Rudely awakened after 3,000 years of sleep, Tut, a half-mummified loveable ball of bandages, has only one thought on his mind – escaping his temple and exacting his revenge on those who interrupted his beauty slumber.

This is the premise of Tangled Tut, a new mobile phone game designed by a young Maltese team that is set to hit iPhone and Android applications in January.

Tut has no legs, so he manoeuvres through the temple by swinging out his bandages and flinging himself between them. He is joined by Madu, a crazy bat who often gets him into very sticky situations.

The game is the first Maltese project to be launched on Kickstarter, an online platform used for raising funds to support innovative creative projects. It will be rolled out today.

According to Mark Flores Martin, the 26-year-old creator of Tangled Tut, total costs of developing and producing the game run into tens of thousands of euros, including licence fees to operate sophisticated game creation systems, access to development portals and hundreds of hours spent by the young team creating an entire game from scratch.

The six dedicated people who make up the team have spent months working tirelessly for free, in the hope that Tangled Tut will be the first of many more games produced by a Maltese company, which Mr Flores Martin christened Pencil Pig.

“The name has prompted a couple of giggles,” the game developer laughed. “But we’re a game company, it’s all supposed to be fun. I always wanted the word ‘pig’ in it. I don’t know why, probably it’s because I love food so much.”

Two weeks ago, Mr Flores Martin took the decision to quit his full-time job as a teacher to focus solely on the game.

The other five – game programmer Mario Spiteri, composer Adrian Vella, public relations officer Josh O’Cock, visual effects artist Jonathan Caruana and background artist Luca Pantellaro – currently work on the game while juggling with their own full-time jobs.

What were the biggest challenges? “It’s actually finding people to join the venture.
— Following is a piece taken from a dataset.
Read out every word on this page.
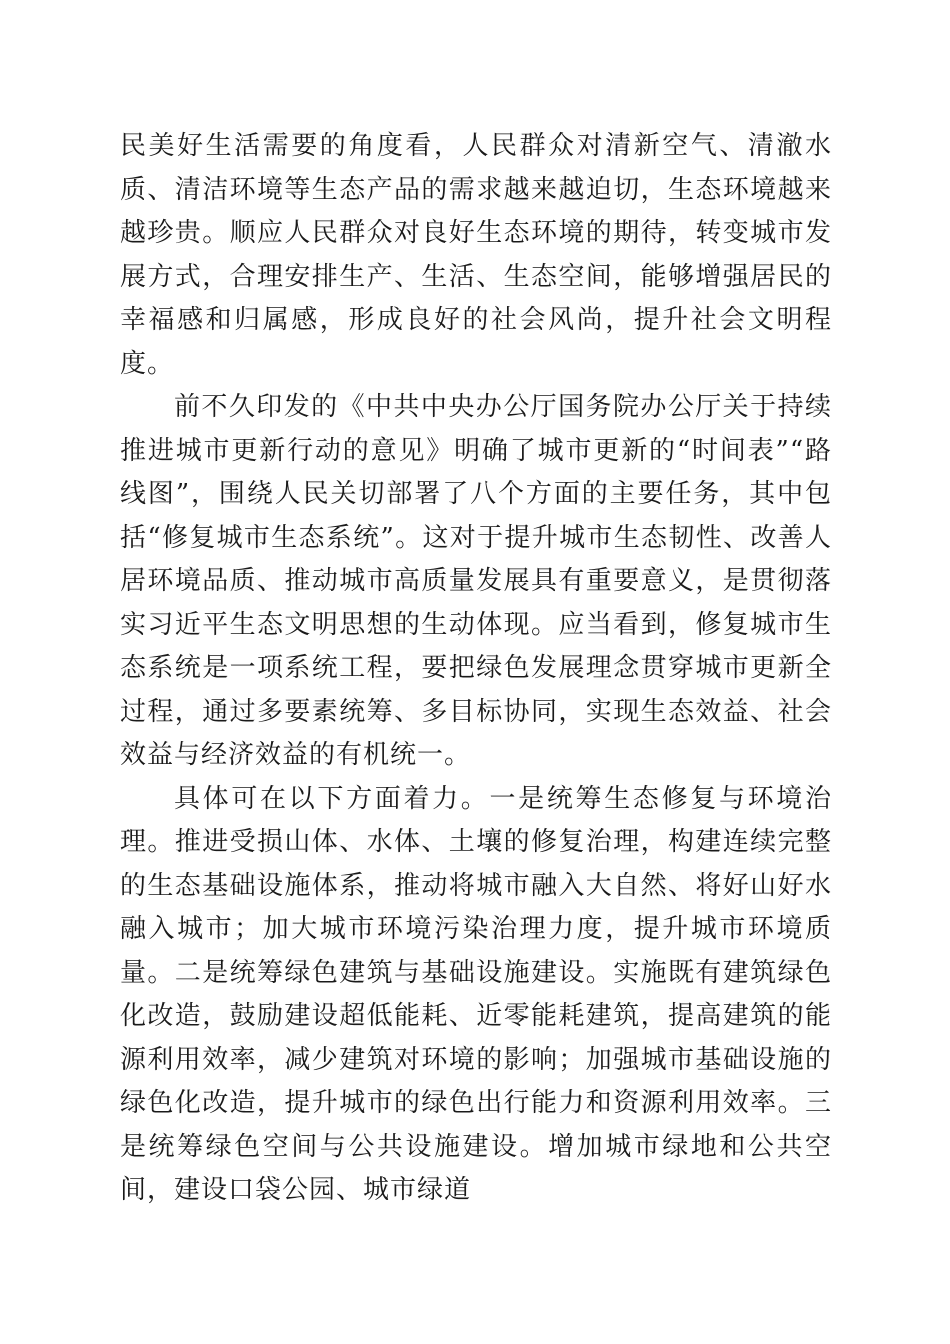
民美好生活需要的角度看，人民群众对清新空气、清澈水质、清洁环境等生态产品的需求越来越迫切，生态环境越来越珍贵。顺应人民群众对良好生态环境的期待，转变城市发展方式，合理安排生产、生活、生态空间，能够增强居民的幸福感和归属感，形成良好的社会风尚，提升社会文明程度。

前不久印发的《中共中央办公厅国务院办公厅关于持续推进城市更新行动的意见》明确了城市更新的“时间表”“路线图”，围绕人民关切部署了八个方面的主要任务，其中包括“修复城市生态系统”。这对于提升城市生态韧性、改善人居环境品质、推动城市高质量发展具有重要意义，是贯彻落实习近平生态文明思想的生动体现。应当看到，修复城市生态系统是一项系统工程，要把绿色发展理念贯穿城市更新全过程，通过多要素统筹、多目标协同，实现生态效益、社会效益与经济效益的有机统一。

具体可在以下方面着力。一是统筹生态修复与环境治理。推进受损山体、水体、土壤的修复治理，构建连续完整的生态基础设施体系，推动将城市融入大自然、将好山好水融入城市；加大城市环境污染治理力度，提升城市环境质量。二是统筹绿色建筑与基础设施建设。实施既有建筑绿色化改造，鼓励建设超低能耗、近零能耗建筑，提高建筑的能源利用效率，减少建筑对环境的影响；加强城市基础设施的绿色化改造，提升城市的绿色出行能力和资源利用效率。三是统筹绿色空间与公共设施建设。增加城市绿地和公共空间，建设口袋公园、城市绿道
There are not many people you can hire. Game development is a very new area in Malta. The University course only started two years ago.”

Mr Flores Martin himself is self-taught, experimenting on 3D computer graphics software aged 13. By the age of 20, he was coding games. He set out working as a network engineer, teaching his skills to students who never had the opportunity to learn game development.

“It’s all been a massive learning curve since we started a few months ago. We’re pretty much alone trying to create something new.”

The game is nearly at the Alpha stage, meaning that it’s currently playable but that the graphics still need to be polished and the game is being tested for bugs.

It boasts vivid graphics, lovable animated characters, stimulating levels ranging in complexity and a brilliantly distinctive game play style. It will be available for 99c.